Where there any attempts to revive the Third Reich immediately following World War II?

by BarnWolf

I'm aware of the fact that Denazification most likely quelled any serious attempts at reviving National Socialism, but were there any underground movements trying start the Third Reich up again? Sure there's Neo-Nazism, I'm more curious about revival attempts from people who were actual Nazis during WWII.

LBo87

Yes, there were. In the early days of the Federal Republic of Germany (West Germany or FRG) there was this guy -- Otto Ernst Remer, a former Generalmajor of the Wehrmacht who played an important role in crushing the assassination plot of July 20, 1944 (he personally arrested his superior officer Paul von Hase who was a participant in the coup attempt). In 1949, Remer and ultra-Nationalist novelist Fritz Dorls founded the Sozialistische Reichspartei ("Socialist Reich Party", abbreviated as SRP), a party openly dedicated to bring back National Socialism. The SRP referred to the Federal Republic as a puppet regime, claimed that Karl Dönitz was the last legitimate Chancellor of Germany, that National Socialism was right "in principle", and called for a unified Germany within old borders. The SRP had some pretty impressing election results in the northern German state of Niedersachsen (Lower Saxony) where the party managed to get 11% in the 1951 state parliament election. In 1952, the Bundesverfassungsgericht, the new supreme constitutional court of West Germany, banned the SRP, which was subsequently dissolved. This was the first time the BVerfG banned a political party completely (invoking article 21, paragraph 2 of the constitution called the Grundgesetz), and to this day it has only done so twice. (The other time being the prohibition of the Communist Party of Germany, the KPD, in 1956.) Thus, the story of open National Socialism in post-war Germany remained a short one.

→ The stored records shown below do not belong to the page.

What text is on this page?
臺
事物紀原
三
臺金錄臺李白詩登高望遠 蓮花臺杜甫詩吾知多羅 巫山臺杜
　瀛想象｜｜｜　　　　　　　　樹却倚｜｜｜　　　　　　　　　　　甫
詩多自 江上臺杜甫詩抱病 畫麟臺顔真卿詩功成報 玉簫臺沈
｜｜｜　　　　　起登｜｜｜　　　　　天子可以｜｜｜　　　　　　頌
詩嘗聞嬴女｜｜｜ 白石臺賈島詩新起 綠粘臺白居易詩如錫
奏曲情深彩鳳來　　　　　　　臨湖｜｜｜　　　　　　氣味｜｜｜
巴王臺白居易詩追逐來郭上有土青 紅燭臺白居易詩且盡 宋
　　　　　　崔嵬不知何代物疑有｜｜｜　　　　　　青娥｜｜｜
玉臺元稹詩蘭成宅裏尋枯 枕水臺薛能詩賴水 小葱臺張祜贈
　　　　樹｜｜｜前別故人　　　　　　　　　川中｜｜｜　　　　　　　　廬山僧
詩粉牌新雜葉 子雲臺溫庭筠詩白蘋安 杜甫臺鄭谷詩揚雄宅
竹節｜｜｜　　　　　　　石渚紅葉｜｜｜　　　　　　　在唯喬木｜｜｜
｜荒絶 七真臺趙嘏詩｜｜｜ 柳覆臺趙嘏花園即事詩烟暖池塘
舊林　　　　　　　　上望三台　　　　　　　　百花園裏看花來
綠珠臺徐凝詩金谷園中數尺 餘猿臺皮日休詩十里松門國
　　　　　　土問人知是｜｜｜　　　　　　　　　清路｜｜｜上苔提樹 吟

Recently, there has been much talk about Nazi circles in Organisation Gehlen, precursor to the Bundesnachrichtendienst (BND), West Germany's foreign intelligence agency. While the service of officers with a Wehrmacht or Abwehr past in West German agencies of all sorts is nothing out of the ordinary (after all: where would all the professionals come from just a decade after WII?), the independent BND historian committee has recently been raising awareness for this darker episode of German intelligence history. Unfortunately I'm not all too familiar with the work of the UHK so I can't tell you much about this one.